BP reasons leaders fail

The seven leadership fails discussed in our Blueprints series don’t have to sink the ship—all can be remedied.

Business literature, especially in the high-tech era of startups and large-scale entrepreneurship, is rich with stories of people who failed repeatedly before they succeeded.

Often, these are tales of hard luck, adversity, or markets that weren’t quite ready for innovation and change. But in the case of the best managers, they are also stories of recognizing flaws and working to correct them to become a better leader.

One example is Frederick W. Smith, the founder of Federal Express. After leading his company to huge success by pioneering overnight package delivery, he felt he was a visionary who could do no wrong.

Trusting himself and not his closest advisors, he sank huge amounts of money, resources, and time into Zapmail, an electronic delivery service meant to compete with fax machines.

Unfortunately, Zapmail had technical problems and didn’t attract much interest from business customers; it cost the company two years and hundreds of millions of dollars.

Eventually, though, Smith changed his ways—he learned his lesson and started to listen to his colleagues and advisors who told him to focus on perfecting his core product. Today, that product is the FedEx Corporation, and it’s a $70 billion company with Smith still at the helm.

On a smaller scale, Dan Tomal, owner of Tomal Consulting based in Wheaton, IL, tells the story of another leader who learned to change his style for the betterment of the company.

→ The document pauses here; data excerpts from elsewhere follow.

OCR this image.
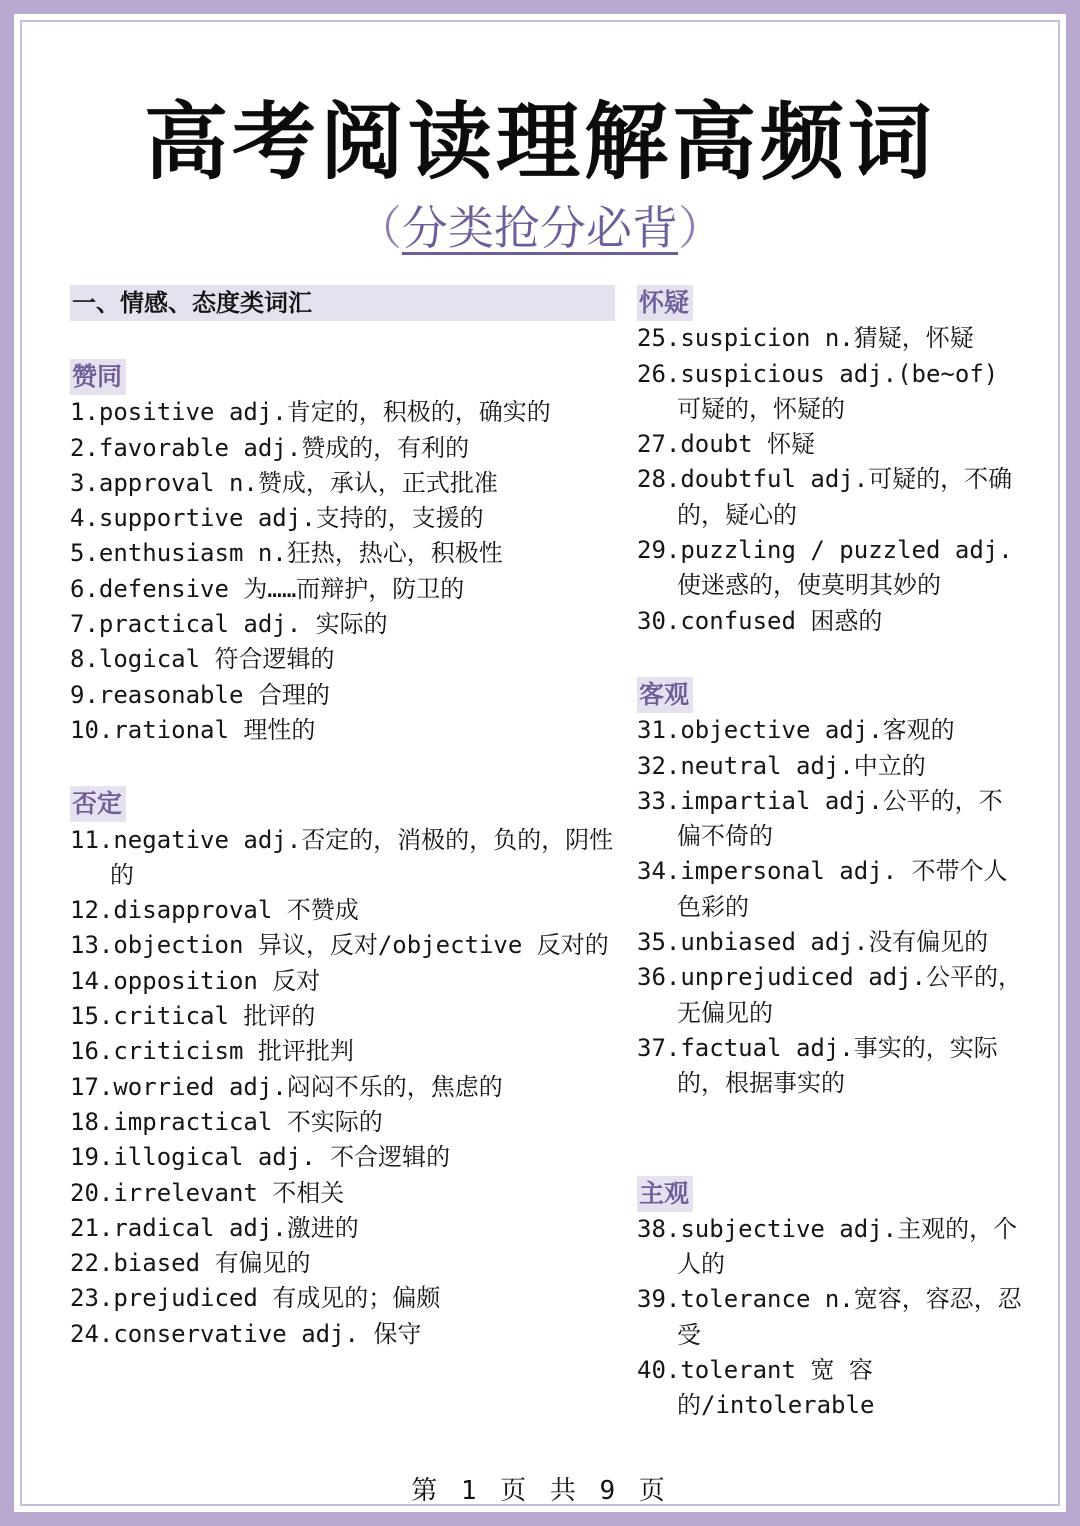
高考阅读理解高频词
（分类抢分必背）
一、情感、态度类词汇
赞同
1.positive adj.肯定的，积极的，确实的
2.favorable adj.赞成的，有利的
3.approval n.赞成，承认，正式批准
4.supportive adj.支持的，支援的
5.enthusiasm n.狂热，热心，积极性
6.defensive 为……而辩护，防卫的
7.practical adj. 实际的
8.logical 符合逻辑的
9.reasonable 合理的
10.rational 理性的
否定
11.negative adj.否定的，消极的，负的，阴性的
12.disapproval 不赞成
13.objection 异议，反对/objective 反对的
14.opposition 反对
15.critical 批评的
16.criticism 批评批判
17.worried adj.闷闷不乐的，焦虑的
18.impractical 不实际的
19.illogical adj. 不合逻辑的
20.irrelevant 不相关
21.radical adj.激进的
22.biased 有偏见的
23.prejudiced 有成见的；偏颇
24.conservative adj. 保守
怀疑
25.suspicion n.猜疑，怀疑
26.suspicious adj.(be~of)可疑的，怀疑的
27.doubt 怀疑
28.doubtful adj.可疑的，不确的，疑心的
29.puzzling / puzzled adj.使迷惑的，使莫明其妙的
30.confused 困惑的
客观
31.objective adj.客观的
32.neutral adj.中立的
33.impartial adj.公平的，不偏不倚的
34.impersonal adj. 不带个人色彩的
35.unbiased adj.没有偏见的
36.unprejudiced adj.公平的，无偏见的
37.factual adj.事实的，实际的，根据事实的
主观
38.subjective adj.主观的，个人的
39.tolerance n.宽容，容忍，忍受
40.tolerant 宽 容 的/intolerable
第 1 页 共 9 页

This leader had a very action-oriented, dynamic approach to management, but his team members were more emotionally centered, and his brusque tone and attitude often left them with hurt feelings.

“When confronted, he explained that his style was simply a display of his passion for his leadership role and for getting work done,” Tomal recalls.

“However, his people saw it as being condescending, demanding, and offensive. Once he realized this, by working with an outside coach and talking with his team members, he was able to recognize the situation and correct his leadership style—and regain his team’s confidence.”

Increased associate performance and better company results followed. In this, as in many cases, the problem of the initial failure of leadership was minor compared to the long-term costs of refusing to address that failure.